Pill Head: The Secret Life of a Painkiller Addict
By Joshua Lyon
Hyperion
Addiction memoirs are not only thriving as a publishing trend in the post–James Frey era, they’ve become a genre unto themselves, complete with their own formulaic structure: Protagonist suffers childhood trauma/feels low self-esteem and emptiness/uses drugs and/or alcohol to fill the hole. Joshua Lyon’s Pill Head follows this structure to some degree, but it adds a few new wrinkles, foremost of which is an element he repeatedly explores in conversations with doctors and users: Because prescription drugs are legal, people feel safer about taking them.
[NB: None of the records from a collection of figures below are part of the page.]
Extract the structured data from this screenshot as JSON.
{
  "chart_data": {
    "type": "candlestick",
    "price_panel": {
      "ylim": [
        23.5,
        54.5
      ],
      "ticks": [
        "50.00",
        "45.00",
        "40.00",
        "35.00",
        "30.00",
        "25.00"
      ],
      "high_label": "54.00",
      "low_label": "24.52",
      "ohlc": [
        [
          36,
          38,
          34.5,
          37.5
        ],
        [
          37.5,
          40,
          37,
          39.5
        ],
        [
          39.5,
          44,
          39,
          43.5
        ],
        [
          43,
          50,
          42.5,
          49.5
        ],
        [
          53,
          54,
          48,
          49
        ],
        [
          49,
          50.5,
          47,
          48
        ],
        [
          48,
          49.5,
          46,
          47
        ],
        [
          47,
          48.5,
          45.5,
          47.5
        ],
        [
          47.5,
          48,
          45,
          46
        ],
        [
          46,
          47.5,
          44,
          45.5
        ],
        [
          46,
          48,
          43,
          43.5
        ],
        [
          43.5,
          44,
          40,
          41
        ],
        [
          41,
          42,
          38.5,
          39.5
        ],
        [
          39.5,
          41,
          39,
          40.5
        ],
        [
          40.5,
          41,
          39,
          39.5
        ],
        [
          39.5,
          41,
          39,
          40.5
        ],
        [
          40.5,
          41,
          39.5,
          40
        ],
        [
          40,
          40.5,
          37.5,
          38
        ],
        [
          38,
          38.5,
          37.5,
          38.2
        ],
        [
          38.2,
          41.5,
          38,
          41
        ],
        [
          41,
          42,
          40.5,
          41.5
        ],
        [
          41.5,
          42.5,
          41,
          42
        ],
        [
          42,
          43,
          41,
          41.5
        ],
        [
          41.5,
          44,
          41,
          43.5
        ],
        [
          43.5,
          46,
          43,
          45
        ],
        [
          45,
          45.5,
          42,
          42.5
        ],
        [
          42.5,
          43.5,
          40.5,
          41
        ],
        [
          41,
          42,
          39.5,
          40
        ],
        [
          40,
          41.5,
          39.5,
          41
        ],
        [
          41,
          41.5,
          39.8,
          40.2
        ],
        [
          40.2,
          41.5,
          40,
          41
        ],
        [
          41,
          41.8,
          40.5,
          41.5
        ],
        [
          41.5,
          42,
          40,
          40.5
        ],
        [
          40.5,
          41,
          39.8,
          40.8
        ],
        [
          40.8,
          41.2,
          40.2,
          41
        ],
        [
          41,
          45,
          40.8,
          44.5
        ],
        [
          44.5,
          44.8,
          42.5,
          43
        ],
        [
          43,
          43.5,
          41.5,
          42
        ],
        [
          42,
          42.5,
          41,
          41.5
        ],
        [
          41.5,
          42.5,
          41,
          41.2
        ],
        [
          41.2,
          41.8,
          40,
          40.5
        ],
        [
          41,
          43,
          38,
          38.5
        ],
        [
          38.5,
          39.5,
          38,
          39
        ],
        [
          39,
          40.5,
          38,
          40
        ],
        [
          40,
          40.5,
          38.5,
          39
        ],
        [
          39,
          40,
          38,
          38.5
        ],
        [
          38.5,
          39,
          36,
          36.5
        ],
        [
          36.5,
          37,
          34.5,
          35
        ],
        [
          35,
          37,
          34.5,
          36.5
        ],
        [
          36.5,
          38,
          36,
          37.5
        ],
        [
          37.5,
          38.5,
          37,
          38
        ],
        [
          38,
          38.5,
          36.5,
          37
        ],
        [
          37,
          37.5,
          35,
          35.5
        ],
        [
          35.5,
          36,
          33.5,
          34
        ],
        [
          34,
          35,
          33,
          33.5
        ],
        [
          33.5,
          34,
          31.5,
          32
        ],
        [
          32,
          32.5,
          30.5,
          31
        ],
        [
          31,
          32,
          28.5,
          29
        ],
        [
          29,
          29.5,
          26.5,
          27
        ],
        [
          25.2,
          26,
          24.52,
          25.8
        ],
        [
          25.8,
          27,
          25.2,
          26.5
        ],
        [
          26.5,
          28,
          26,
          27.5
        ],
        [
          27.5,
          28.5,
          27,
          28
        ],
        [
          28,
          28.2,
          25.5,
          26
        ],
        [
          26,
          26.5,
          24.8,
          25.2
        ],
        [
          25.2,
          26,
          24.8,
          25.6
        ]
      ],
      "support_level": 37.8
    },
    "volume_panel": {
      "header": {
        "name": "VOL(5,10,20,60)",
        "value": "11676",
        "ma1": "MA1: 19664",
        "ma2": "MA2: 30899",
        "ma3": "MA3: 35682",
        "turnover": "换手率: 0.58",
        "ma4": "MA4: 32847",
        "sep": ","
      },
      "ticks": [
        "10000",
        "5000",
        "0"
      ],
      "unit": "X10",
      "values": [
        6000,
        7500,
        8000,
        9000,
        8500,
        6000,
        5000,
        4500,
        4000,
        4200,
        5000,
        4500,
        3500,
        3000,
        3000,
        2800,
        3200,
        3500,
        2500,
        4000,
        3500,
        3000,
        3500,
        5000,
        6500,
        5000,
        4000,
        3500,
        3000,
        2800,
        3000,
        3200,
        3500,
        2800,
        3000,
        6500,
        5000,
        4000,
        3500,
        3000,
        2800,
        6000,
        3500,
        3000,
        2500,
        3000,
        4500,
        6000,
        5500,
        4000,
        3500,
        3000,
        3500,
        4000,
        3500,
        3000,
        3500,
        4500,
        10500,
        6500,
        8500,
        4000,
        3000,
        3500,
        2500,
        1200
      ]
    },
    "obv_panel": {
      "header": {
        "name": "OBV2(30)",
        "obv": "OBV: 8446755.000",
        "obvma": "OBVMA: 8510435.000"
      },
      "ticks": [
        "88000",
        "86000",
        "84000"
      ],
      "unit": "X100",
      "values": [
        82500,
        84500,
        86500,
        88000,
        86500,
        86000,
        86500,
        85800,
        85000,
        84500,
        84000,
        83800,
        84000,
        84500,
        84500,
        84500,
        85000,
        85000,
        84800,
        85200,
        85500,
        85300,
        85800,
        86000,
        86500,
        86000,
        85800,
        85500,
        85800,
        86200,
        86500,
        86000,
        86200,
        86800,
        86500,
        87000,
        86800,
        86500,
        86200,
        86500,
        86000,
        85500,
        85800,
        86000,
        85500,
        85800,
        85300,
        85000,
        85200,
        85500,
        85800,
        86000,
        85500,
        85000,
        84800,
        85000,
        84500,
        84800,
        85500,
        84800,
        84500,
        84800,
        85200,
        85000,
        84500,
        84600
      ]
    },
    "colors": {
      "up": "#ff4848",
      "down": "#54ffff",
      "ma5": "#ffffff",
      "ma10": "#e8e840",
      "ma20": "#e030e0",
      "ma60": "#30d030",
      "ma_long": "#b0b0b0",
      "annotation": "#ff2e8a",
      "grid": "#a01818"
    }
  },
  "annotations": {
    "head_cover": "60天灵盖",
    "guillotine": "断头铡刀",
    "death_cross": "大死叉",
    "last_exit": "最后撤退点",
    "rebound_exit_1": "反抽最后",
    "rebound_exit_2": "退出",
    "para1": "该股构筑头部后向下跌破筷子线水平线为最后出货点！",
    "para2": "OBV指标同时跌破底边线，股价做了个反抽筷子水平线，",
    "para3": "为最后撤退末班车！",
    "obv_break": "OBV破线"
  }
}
They have that medical seal of approval, so even when they’re being misused or redirected, people tend to underestimate the risks involved.
Lyon starts out with an assignment from Jane magazine to see how easy it is to order pills online. Turns out, very easy. Curious, he takes a few…then a few more. Soon his stash is gone and he re-ups. Before long, he is using all the time, eventually gaining access to a notorious dealer nicknamed Candyman. “As long as I had pills, I had a friend,” Lyon writes, and the power of his story lies in its avoidance of sentimentality or “life lessons.” Lyon isn’t big on meetings, he roundly criticizes DARE and Just Say No, and he talks about the highs of drug use as well as the lows. He also looks at the facts about prescription drugs and interviews a range of people caught in their web. The result is a forceful cautionary tale, made all the more effective by its lack of moralizing.